Apache Spark’s machine learning (ML) pipelines provide a lot of power, but sometimes the tools you need for your specific problem aren’t available yet. This talk introduces Spark’s ML pipelines, and then looks at how to extend them with your own custom algorithms. By integrating your own data preparation and machine learning tools into Spark’s ML pipelines, you will be able to take advantage of useful meta-algorithms, like parameter searching and pipeline persistence (with a bit more work, of course).

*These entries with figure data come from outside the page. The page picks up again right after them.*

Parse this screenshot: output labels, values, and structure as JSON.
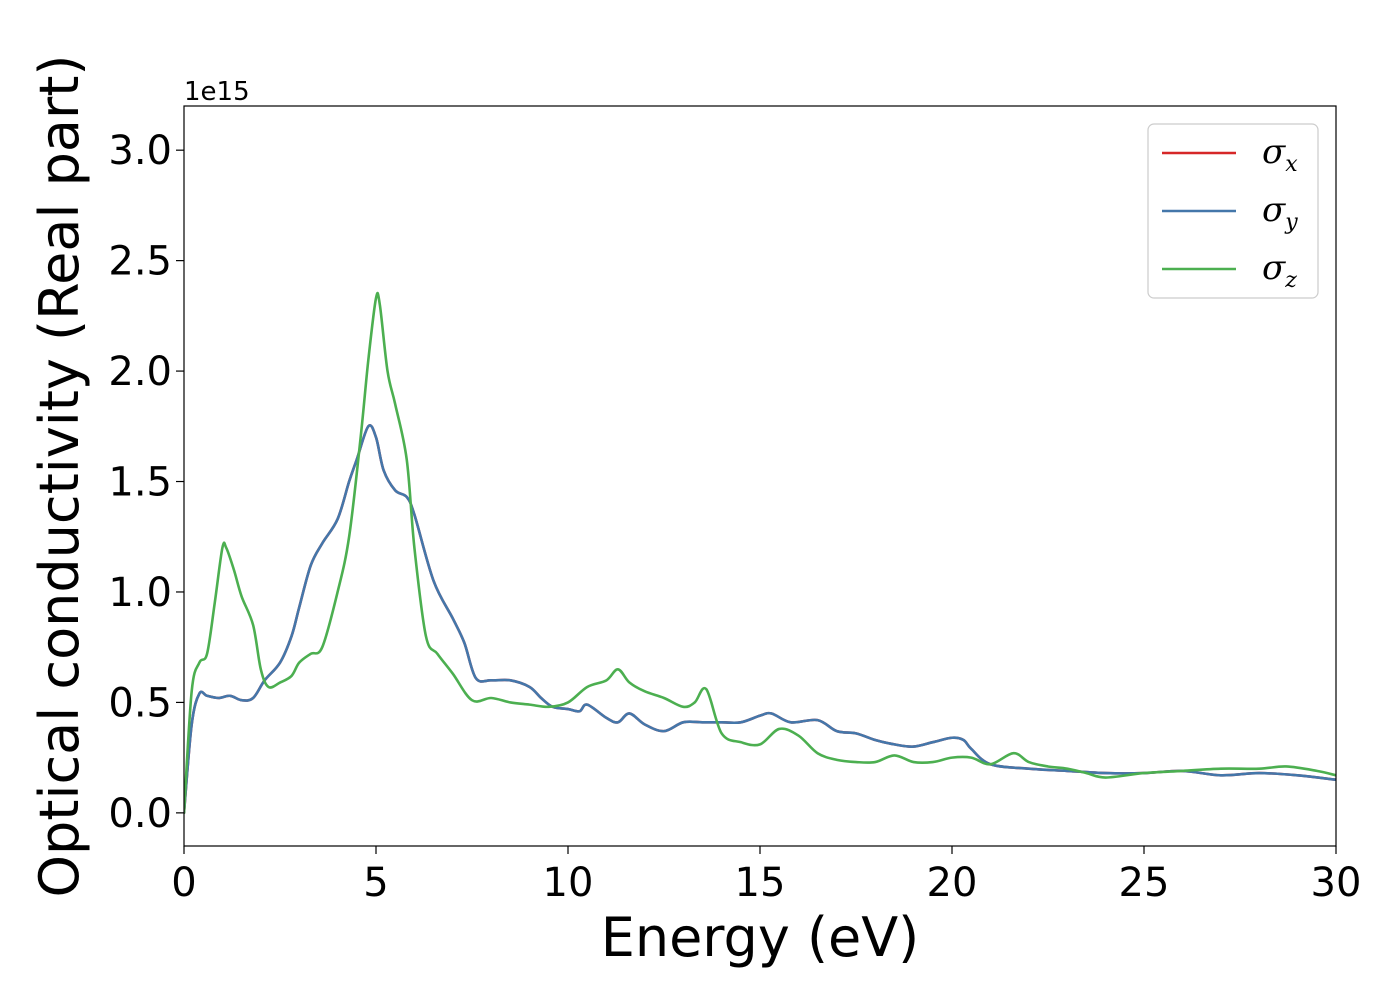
{
  "chart_data": {
    "type": "line",
    "title": "",
    "xlabel": "Energy (eV)",
    "ylabel": "Optical conductivity (Real part)",
    "y_offset_label": "1e15",
    "xlim": [
      0,
      30
    ],
    "ylim": [
      -0.15,
      3.2
    ],
    "x_ticks": [
      0,
      5,
      10,
      15,
      20,
      25,
      30
    ],
    "x_tick_labels": [
      "0",
      "5",
      "10",
      "15",
      "20",
      "25",
      "30"
    ],
    "y_ticks": [
      0.0,
      0.5,
      1.0,
      1.5,
      2.0,
      2.5,
      3.0
    ],
    "y_tick_labels": [
      "0.0",
      "0.5",
      "1.0",
      "1.5",
      "2.0",
      "2.5",
      "3.0"
    ],
    "grid": false,
    "legend_position": "top-right",
    "series": [
      {
        "name": "σx",
        "legend_symbol": "σ",
        "legend_sub": "x",
        "color": "#d62728",
        "x": [
          0,
          0.2,
          0.4,
          0.6,
          0.9,
          1.2,
          1.5,
          1.8,
          2.1,
          2.5,
          2.8,
          3.0,
          3.3,
          3.6,
          4.0,
          4.3,
          4.5,
          4.8,
          5.0,
          5.2,
          5.5,
          5.8,
          6.0,
          6.5,
          7.0,
          7.3,
          7.6,
          8.0,
          8.5,
          9.0,
          9.3,
          9.6,
          10.0,
          10.3,
          10.5,
          11.0,
          11.3,
          11.6,
          12.0,
          12.5,
          13.0,
          13.5,
          14.0,
          14.5,
          15.0,
          15.3,
          15.8,
          16.5,
          17.0,
          17.5,
          18.0,
          18.5,
          19.0,
          19.5,
          20.0,
          20.3,
          20.5,
          21.0,
          22.0,
          23.0,
          24.0,
          25.0,
          26.0,
          27.0,
          28.0,
          29.0,
          30.0
        ],
        "values": [
          0.0,
          0.4,
          0.54,
          0.53,
          0.52,
          0.53,
          0.51,
          0.52,
          0.6,
          0.68,
          0.8,
          0.93,
          1.12,
          1.22,
          1.33,
          1.5,
          1.6,
          1.75,
          1.7,
          1.55,
          1.46,
          1.43,
          1.35,
          1.05,
          0.88,
          0.77,
          0.61,
          0.6,
          0.6,
          0.57,
          0.52,
          0.48,
          0.47,
          0.46,
          0.49,
          0.43,
          0.41,
          0.45,
          0.4,
          0.37,
          0.41,
          0.41,
          0.41,
          0.41,
          0.44,
          0.45,
          0.41,
          0.42,
          0.37,
          0.36,
          0.33,
          0.31,
          0.3,
          0.32,
          0.34,
          0.33,
          0.29,
          0.22,
          0.2,
          0.19,
          0.18,
          0.18,
          0.19,
          0.17,
          0.18,
          0.17,
          0.15
        ]
      },
      {
        "name": "σy",
        "legend_symbol": "σ",
        "legend_sub": "y",
        "color": "#4477aa",
        "x": [
          0,
          0.2,
          0.4,
          0.6,
          0.9,
          1.2,
          1.5,
          1.8,
          2.1,
          2.5,
          2.8,
          3.0,
          3.3,
          3.6,
          4.0,
          4.3,
          4.5,
          4.8,
          5.0,
          5.2,
          5.5,
          5.8,
          6.0,
          6.5,
          7.0,
          7.3,
          7.6,
          8.0,
          8.5,
          9.0,
          9.3,
          9.6,
          10.0,
          10.3,
          10.5,
          11.0,
          11.3,
          11.6,
          12.0,
          12.5,
          13.0,
          13.5,
          14.0,
          14.5,
          15.0,
          15.3,
          15.8,
          16.5,
          17.0,
          17.5,
          18.0,
          18.5,
          19.0,
          19.5,
          20.0,
          20.3,
          20.5,
          21.0,
          22.0,
          23.0,
          24.0,
          25.0,
          26.0,
          27.0,
          28.0,
          29.0,
          30.0
        ],
        "values": [
          0.0,
          0.4,
          0.54,
          0.53,
          0.52,
          0.53,
          0.51,
          0.52,
          0.6,
          0.68,
          0.8,
          0.93,
          1.12,
          1.22,
          1.33,
          1.5,
          1.6,
          1.75,
          1.7,
          1.55,
          1.46,
          1.43,
          1.35,
          1.05,
          0.88,
          0.77,
          0.61,
          0.6,
          0.6,
          0.57,
          0.52,
          0.48,
          0.47,
          0.46,
          0.49,
          0.43,
          0.41,
          0.45,
          0.4,
          0.37,
          0.41,
          0.41,
          0.41,
          0.41,
          0.44,
          0.45,
          0.41,
          0.42,
          0.37,
          0.36,
          0.33,
          0.31,
          0.3,
          0.32,
          0.34,
          0.33,
          0.29,
          0.22,
          0.2,
          0.19,
          0.18,
          0.18,
          0.19,
          0.17,
          0.18,
          0.17,
          0.15
        ]
      },
      {
        "name": "σz",
        "legend_symbol": "σ",
        "legend_sub": "z",
        "color": "#4caf50",
        "x": [
          0,
          0.2,
          0.4,
          0.6,
          0.8,
          1.0,
          1.1,
          1.3,
          1.5,
          1.8,
          2.0,
          2.2,
          2.5,
          2.8,
          3.0,
          3.3,
          3.6,
          4.0,
          4.3,
          4.6,
          4.8,
          5.0,
          5.1,
          5.3,
          5.5,
          5.8,
          6.0,
          6.3,
          6.6,
          7.0,
          7.5,
          8.0,
          8.5,
          9.0,
          9.5,
          10.0,
          10.5,
          11.0,
          11.3,
          11.6,
          12.0,
          12.5,
          13.0,
          13.3,
          13.6,
          14.0,
          14.5,
          15.0,
          15.5,
          16.0,
          16.5,
          17.0,
          17.5,
          18.0,
          18.5,
          19.0,
          19.5,
          20.0,
          20.5,
          21.0,
          21.6,
          22.0,
          22.5,
          23.0,
          23.5,
          24.0,
          25.0,
          26.0,
          27.0,
          28.0,
          28.7,
          29.5,
          30.0
        ],
        "values": [
          0.0,
          0.55,
          0.68,
          0.72,
          0.95,
          1.2,
          1.2,
          1.1,
          0.98,
          0.85,
          0.65,
          0.57,
          0.59,
          0.62,
          0.68,
          0.72,
          0.75,
          1.0,
          1.25,
          1.7,
          2.05,
          2.33,
          2.3,
          2.0,
          1.85,
          1.6,
          1.2,
          0.8,
          0.72,
          0.63,
          0.51,
          0.52,
          0.5,
          0.49,
          0.48,
          0.5,
          0.57,
          0.6,
          0.65,
          0.59,
          0.55,
          0.52,
          0.48,
          0.5,
          0.56,
          0.36,
          0.32,
          0.31,
          0.38,
          0.35,
          0.27,
          0.24,
          0.23,
          0.23,
          0.26,
          0.23,
          0.23,
          0.25,
          0.25,
          0.22,
          0.27,
          0.23,
          0.21,
          0.2,
          0.18,
          0.16,
          0.18,
          0.19,
          0.2,
          0.2,
          0.21,
          0.19,
          0.17
        ]
      }
    ]
  }
}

Even if you don’t have your own machine learning algorithms that you want to implement, this session will give you an inside look at how the ML APIs are built. It will also help you make even more awesome ML pipelines and customize Spark models for your needs. And if you don’t want to extend Spark ML pipelines with custom algorithms, you’ll still benefit by developing a stronger background for future Spark ML projects.
The examples in this talk will be presented in Scala, but any non-standard syntax will be explained.
Session hashtag: #SFml2
Holden Karau is transgender Canadian, an active open source contributor, and co-author of Learning Spark & High Performance Spark. When not in San Francisco working as a software development engineer at IBM’s Spark Technology Center, Holden talks internationally on Spark and holds office hours at coffee shops at home and abroad. She makes frequent contributions to Spark, specializing in PySpark and Machine Learning. Prior to IBM she worked on a variety of distributed, search, and classification problems at Alpine, Databricks, Google, Foursquare, and Amazon. She graduated from the University of Waterloo with a Bachelor of Mathematics in Computer Science.
Seth Hendrickson is a top Apache Spark contributor. He implemented multinomial logistic regression with elastic-net regularization in Spark’s ML library and has contributed several other performance improvements to linear models in Spark. He has also made extensive contributions to Spark ML decision trees and ensemble algorithms. Prior to joining IBM, Seth was an electrical engineer working on signal processing and IOT. He earned his M.S. in electrical engineering from Georgia Institute of Technology.